A £79 million funding boost will allow schools and colleges to provide better mental health support for their pupils.
The number of children likely to be diagnosed with a mental health issue has risen from 1 in 9 in 2017 to 1 in 6, with many more cases likely to be diagnosed during the fallout of the pandemic.
The stark statistic raises concerns for children now returning to school, many of whom will require increased support for issues that may have developed during their time at home.
The £79 million, which forms part of the £500 million package promised by the government to support mental health funding, will be dedicated to increasing the quality of support in schools and colleges across the country.
The aim is to increase the number of schools with a mental health support team from 59 to 400 by April 2023, which is estimated to help around 3 million children.
"This has been an exceptionally difficult year, especially for our children and young people, and we know it is having a real impact on mental health," said minister for Mental Health and Suicide Prevention, Nadine Dorries, in a government statement.
"This additional funding will mean children who need to can access services in the community, as well as providing early intervention in schools."
During the pandemic, mental health teams have been working virtually to provide support to pupils and their families, as well as providing training and workshop sessions for school staff to improve the way they can support their students.
Children have also been able to text their local mental health support team with any concerns, to which a professional responds within an hour during school hours.
The government says that community mental health services will also be expanded, "giving 22,500 more children and young people access to help and support by 2021 to 2022 – including talking therapies and cognitive behavioural therapy."
Mind CEO Paul Farmer welcomed the investment, highlighting the urgent need for support for children returning to school.
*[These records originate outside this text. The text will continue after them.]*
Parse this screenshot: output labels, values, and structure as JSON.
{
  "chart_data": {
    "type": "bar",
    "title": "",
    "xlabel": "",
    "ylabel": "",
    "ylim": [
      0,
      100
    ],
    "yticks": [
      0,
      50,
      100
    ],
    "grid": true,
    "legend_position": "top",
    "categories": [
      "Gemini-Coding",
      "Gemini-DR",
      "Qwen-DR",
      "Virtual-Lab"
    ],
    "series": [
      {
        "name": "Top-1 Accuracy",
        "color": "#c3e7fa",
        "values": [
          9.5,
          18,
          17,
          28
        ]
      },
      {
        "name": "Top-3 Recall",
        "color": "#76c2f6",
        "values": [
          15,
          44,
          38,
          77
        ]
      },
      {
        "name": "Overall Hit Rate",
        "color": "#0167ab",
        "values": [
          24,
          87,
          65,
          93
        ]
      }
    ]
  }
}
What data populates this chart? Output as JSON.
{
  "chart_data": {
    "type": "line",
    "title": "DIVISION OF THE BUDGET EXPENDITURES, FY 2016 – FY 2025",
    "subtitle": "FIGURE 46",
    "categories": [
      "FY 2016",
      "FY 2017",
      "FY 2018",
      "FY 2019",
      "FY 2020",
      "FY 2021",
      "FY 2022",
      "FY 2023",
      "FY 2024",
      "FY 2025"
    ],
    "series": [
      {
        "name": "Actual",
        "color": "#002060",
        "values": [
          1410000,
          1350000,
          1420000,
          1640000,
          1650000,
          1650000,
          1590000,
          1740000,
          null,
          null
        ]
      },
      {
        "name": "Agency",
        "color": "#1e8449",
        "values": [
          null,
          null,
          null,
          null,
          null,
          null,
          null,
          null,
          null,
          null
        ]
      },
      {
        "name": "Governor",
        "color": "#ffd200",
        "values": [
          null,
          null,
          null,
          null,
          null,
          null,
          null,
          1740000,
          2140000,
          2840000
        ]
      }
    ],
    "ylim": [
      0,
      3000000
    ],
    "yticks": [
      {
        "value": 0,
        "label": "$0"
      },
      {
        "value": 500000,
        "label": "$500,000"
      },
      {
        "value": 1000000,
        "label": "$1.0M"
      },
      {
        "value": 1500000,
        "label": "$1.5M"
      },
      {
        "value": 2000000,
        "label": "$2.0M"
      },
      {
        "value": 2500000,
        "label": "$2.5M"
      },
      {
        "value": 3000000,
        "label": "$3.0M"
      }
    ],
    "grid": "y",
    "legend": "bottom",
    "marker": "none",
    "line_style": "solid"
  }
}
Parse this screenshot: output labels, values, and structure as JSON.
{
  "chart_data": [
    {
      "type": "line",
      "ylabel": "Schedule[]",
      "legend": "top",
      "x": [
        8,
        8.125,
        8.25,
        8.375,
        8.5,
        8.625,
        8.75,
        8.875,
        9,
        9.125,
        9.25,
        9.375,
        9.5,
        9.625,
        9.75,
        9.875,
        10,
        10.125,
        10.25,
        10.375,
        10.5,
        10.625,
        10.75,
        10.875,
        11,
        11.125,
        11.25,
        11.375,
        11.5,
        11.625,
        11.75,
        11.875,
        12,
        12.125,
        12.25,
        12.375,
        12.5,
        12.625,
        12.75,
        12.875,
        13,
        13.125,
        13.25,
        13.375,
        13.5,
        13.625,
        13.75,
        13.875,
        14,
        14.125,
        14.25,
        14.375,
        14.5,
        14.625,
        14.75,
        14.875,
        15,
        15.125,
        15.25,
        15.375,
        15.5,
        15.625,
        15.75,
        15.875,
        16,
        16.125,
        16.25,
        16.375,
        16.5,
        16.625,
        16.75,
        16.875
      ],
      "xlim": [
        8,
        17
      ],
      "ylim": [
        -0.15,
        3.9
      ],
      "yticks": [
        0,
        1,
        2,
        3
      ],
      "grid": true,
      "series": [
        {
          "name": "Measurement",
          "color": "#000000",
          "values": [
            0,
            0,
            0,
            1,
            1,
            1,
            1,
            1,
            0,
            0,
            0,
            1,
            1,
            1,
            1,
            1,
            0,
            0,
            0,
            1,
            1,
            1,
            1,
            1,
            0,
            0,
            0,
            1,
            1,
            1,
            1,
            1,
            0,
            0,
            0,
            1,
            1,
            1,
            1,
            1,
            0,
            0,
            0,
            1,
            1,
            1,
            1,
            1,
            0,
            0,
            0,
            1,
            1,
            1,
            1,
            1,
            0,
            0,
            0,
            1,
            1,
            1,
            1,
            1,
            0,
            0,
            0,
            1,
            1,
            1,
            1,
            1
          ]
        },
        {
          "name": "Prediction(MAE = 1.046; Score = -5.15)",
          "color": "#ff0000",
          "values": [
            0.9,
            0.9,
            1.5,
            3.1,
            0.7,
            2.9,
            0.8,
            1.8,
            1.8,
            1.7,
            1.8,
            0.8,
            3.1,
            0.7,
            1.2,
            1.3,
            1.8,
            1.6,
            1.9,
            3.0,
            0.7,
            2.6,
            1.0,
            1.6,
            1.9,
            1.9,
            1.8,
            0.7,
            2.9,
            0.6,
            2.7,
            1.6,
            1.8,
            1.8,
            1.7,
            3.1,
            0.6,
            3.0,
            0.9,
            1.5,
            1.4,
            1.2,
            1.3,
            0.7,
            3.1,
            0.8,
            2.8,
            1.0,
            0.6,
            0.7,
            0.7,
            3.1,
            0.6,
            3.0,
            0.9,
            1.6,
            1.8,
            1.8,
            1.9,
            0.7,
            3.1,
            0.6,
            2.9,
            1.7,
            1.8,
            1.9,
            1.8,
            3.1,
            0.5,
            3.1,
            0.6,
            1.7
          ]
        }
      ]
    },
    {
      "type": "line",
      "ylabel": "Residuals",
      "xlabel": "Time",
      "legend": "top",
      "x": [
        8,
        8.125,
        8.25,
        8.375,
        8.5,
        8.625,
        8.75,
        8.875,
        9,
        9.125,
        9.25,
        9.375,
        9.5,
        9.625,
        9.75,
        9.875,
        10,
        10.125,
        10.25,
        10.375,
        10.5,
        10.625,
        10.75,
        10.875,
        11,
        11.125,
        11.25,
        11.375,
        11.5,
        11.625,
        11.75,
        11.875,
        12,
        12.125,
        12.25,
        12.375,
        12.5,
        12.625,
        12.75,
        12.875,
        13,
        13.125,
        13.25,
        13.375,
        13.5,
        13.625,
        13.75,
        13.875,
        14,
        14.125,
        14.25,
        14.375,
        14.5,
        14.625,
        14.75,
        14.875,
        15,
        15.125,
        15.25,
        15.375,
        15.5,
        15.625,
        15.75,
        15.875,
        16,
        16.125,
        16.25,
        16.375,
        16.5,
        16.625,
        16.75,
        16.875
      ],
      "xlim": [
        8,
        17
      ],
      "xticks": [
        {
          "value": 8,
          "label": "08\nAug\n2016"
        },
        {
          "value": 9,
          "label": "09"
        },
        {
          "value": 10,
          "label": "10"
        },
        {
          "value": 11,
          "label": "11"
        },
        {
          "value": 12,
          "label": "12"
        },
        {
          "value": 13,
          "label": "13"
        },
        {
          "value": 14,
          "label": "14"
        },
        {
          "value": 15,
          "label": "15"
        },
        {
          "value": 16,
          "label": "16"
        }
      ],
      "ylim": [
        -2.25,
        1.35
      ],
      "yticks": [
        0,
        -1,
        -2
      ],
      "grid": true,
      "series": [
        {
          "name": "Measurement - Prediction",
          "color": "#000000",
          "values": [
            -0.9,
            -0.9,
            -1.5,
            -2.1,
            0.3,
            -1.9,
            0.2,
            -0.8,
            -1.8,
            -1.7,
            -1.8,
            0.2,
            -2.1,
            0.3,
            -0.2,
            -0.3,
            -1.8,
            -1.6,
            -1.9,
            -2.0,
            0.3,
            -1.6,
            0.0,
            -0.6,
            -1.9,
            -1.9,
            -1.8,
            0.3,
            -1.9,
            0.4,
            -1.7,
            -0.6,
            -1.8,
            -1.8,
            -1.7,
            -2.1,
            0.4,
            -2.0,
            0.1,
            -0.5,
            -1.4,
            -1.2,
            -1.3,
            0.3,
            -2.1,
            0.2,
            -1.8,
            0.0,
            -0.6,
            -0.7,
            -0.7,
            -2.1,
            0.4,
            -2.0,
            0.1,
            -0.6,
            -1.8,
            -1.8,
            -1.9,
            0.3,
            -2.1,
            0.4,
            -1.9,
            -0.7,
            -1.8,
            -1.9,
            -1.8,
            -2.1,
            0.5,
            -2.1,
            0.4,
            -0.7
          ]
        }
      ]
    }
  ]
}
"With schools re-opening in England next week, the commitment to having better mental health support for pupils cannot come soon enough.
"There is still lots more work to be done to ensure that every young person gets the support they need for their mental health. But this is a positive step forward in cementing mental health at the heart of recovery from the pandemic and beyond."
Emma Thomas, CEO of YoungMinds, added her praise:
“We know that too often young people can’t get the help they need until they hit crisis point – and there’s much more work to do to ensure that help is available earlier on, through schools, communities and the NHS.
"We hope that today’s meeting will be an important step towards ensuring every child who is struggling with their mental health can get the support they need.”
But some organisations remain sceptical of the funding package.
Youth mental health charity Beyond called the funding "a great start", but put it into context of other investment packages pledged by the government.
"...it’s also about 10 times less than the investment allocated to the academic catch up plan," the charity states in an Instagram post.
"How will these funds be ring-fenced to ensure they end up where they should end up and how quickly will schools and colleges benefit from them?"
The announcement coincided with a meeting between the Prime Minister Boris Johnson and government Youth Mental Health Ambassador Dr Alex George with four young people with experience of mental health issues.
Last month, George called for schools to take a flexible approach to the return of pupils, suggesting that students would need "a bit of time to integrate slowly back in the classroom."